6.1 Unique Features of the Arabian Gulf and Subsurface Intake Feasibility

The Arabian Gulf has some rather unique features that provide challenges for intake design and limitations on what types of subsurface gallery intake systems that can be used. Salinity of the seawater is affected by circulation on a large-scale basis, involving the entire Arabian Gulf, and on a smaller scale basis driven by high rates of evaporation from the very shallow nearshore water. The slope of the offshore bottom is quite low. Therefore, access to deep water of a higher quality is quite difficult because it is located many kilometers from the beach.
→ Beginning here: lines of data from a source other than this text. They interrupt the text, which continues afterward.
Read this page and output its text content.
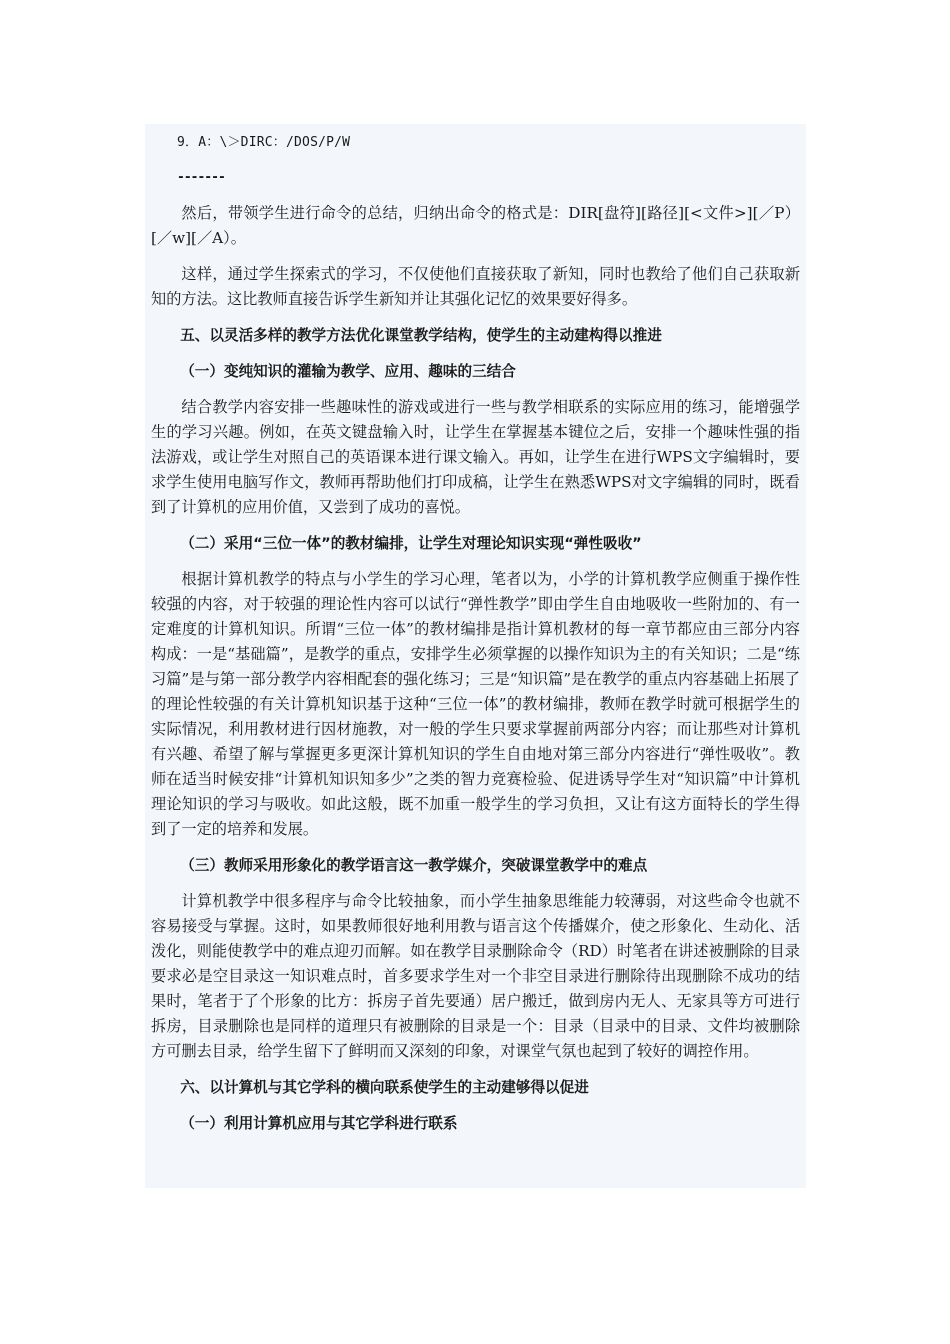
9．A：\＞DIRC：/DOS/P/W

-------

然后，带领学生进行命令的总结，归纳出命令的格式是：DIR[盘符][路径][<文件>][／P）[／w][／A）。

这样，通过学生探索式的学习，不仅使他们直接获取了新知，同时也教给了他们自己获取新知的方法。这比教师直接告诉学生新知并让其强化记忆的效果要好得多。

五、以灵活多样的教学方法优化课堂教学结构，使学生的主动建构得以推进

（一）变纯知识的灌输为教学、应用、趣味的三结合

结合教学内容安排一些趣味性的游戏或进行一些与教学相联系的实际应用的练习，能增强学生的学习兴趣。例如，在英文键盘输入时，让学生在掌握基本键位之后，安排一个趣味性强的指法游戏，或让学生对照自己的英语课本进行课文输入。再如，让学生在进行WPS文字编辑时，要求学生使用电脑写作文，教师再帮助他们打印成稿，让学生在熟悉WPS对文字编辑的同时，既看到了计算机的应用价值，又尝到了成功的喜悦。

（二）采用“三位一体”的教材编排，让学生对理论知识实现“弹性吸收”

根据计算机教学的特点与小学生的学习心理，笔者以为，小学的计算机教学应侧重于操作性较强的内容，对于较强的理论性内容可以试行“弹性教学”即由学生自由地吸收一些附加的、有一定难度的计算机知识。所谓“三位一体”的教材编排是指计算机教材的每一章节都应由三部分内容构成：一是“基础篇”，是教学的重点，安排学生必须掌握的以操作知识为主的有关知识；二是“练习篇”是与第一部分教学内容相配套的强化练习；三是“知识篇”是在教学的重点内容基础上拓展了的理论性较强的有关计算机知识基于这种“三位一体”的教材编排，教师在教学时就可根据学生的实际情况，利用教材进行因材施教，对一般的学生只要求掌握前两部分内容；而让那些对计算机有兴趣、希望了解与掌握更多更深计算机知识的学生自由地对第三部分内容进行“弹性吸收”。教师在适当时候安排“计算机知识知多少”之类的智力竞赛检验、促进诱导学生对“知识篇”中计算机理论知识的学习与吸收。如此这般，既不加重一般学生的学习负担，又让有这方面特长的学生得到了一定的培养和发展。

（三）教师采用形象化的教学语言这一教学媒介，突破课堂教学中的难点

计算机教学中很多程序与命令比较抽象，而小学生抽象思维能力较薄弱，对这些命令也就不容易接受与掌握。这时，如果教师很好地利用教与语言这个传播媒介，使之形象化、生动化、活泼化，则能使教学中的难点迎刃而解。如在教学目录删除命令（RD）时笔者在讲述被删除的目录要求必是空目录这一知识难点时，首多要求学生对一个非空目录进行删除待出现删除不成功的结果时，笔者于了个形象的比方：拆房子首先要通）居户搬迁，做到房内无人、无家具等方可进行拆房，目录删除也是同样的道理只有被删除的目录是一个：目录（目录中的目录、文件均被删除方可删去目录，给学生留下了鲜明而又深刻的印象，对课堂气氛也起到了较好的调控作用。

六、以计算机与其它学科的横向联系使学生的主动建够得以促进

（一）利用计算机应用与其它学科进行联系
Another significant issue is the common occurrence of coastal environments that contain hypersaline water. Sabhkas and other supratidal or intertidal bodies are shallow evaporation basins which cause high salinity water to migrate seaward or occur at a location at which any type of induced hydraulic gradient would move the hypersaline water toward the pumping center. The high evaporation rates and natural high salinities of the nearshore waters also create high alkalinity within the seawater that promotes marine cementation of unlithified bottom sediment and reduces the hydraulic conductivity of the uppermost layer (Shinn 1969).

These features preclude the use of any vertical well type along a large part of Arabian Gulf coast of Saudi Arabia. Well intakes require a constant recharge rate which is limited by the normal tide range and the seaward position of the seasonal low tide which can be over 500 m seaward from the shoreline. A second issue is the common occurrence of hypersaline water directly beneath the beach area, inland from the beach, and possibly seaward of the beach to an unknown distance. All vertical wells produce a cone of depression that induces radial flow which would cause the high salinity water to enter the well along with normal salinity seawater. Also, the seawater salinity near the beach will likely contain higher salinity than the offshore seawater due to the very high evaporation rate and lack of adequate circulation within the shallow water.

Use of horizontal well technology is also questionable based on the very long distance required to construct the wells. The well screens would likely have to begin at a distance of over 500 m from the beach to assure that the marine bottom is always covered with seawater to maintain continuous recharge. Therefore, the length of the required horizontal systems would be very difficult and expensive to meet the required feed water capacity for large SWRO facilities. Another issue that must be considered is the potential for calcium carbonate precipitation within the horizontal well system. In conventional shallow wells, it is relatively easy to clean the scale using an acid treatment. However, the cleaning of a horizontal well system would be quite difficult, especially at the distal end of a screen located more than 500 m from the wellhead. Also, the hardground layers have a moderate to low permeability and contain higher permeability unlithified sand between cemented layers. It would be difficult to design and construct a horizontal well system that can produce predominantly from a high permeability zone within the shallow sequence.

The only possible well solution would be to construct an artificial peninsula into the Arabian Gulf and drill a series of vertical production wells to obtain the necessary raw water supply. This would be a similar system to that located at the South Corniche site in Jeddah (see Chap. 10). This type of system could potentially yield between 10,000 and 100,000 m3/d. The capacity would depend on a series of factors, including the seaward extent of the fill area, the number of wells constructed, and the yield of the individual wells. Additional capacity could be developed using a larger number of filled peninsulas.

A more flexible intake type for the conditions observed within the Arabian Gulf is some type of gallery intake system, either a beach or seabed design. Beach galleries would not likely be a widespread design solution because of limited area along the coast where suitable conditions are present based on normal design criteria as defined in Maliva and Missimer (2010). Some areas of the Arabian Gulf of Saudi Arabia do contain sandy beaches at which a beach gallery system could be feasible. Overall, the most likely subsurface intake system that is compatible with the geology of the Arabian Gulf is a seabed gallery system.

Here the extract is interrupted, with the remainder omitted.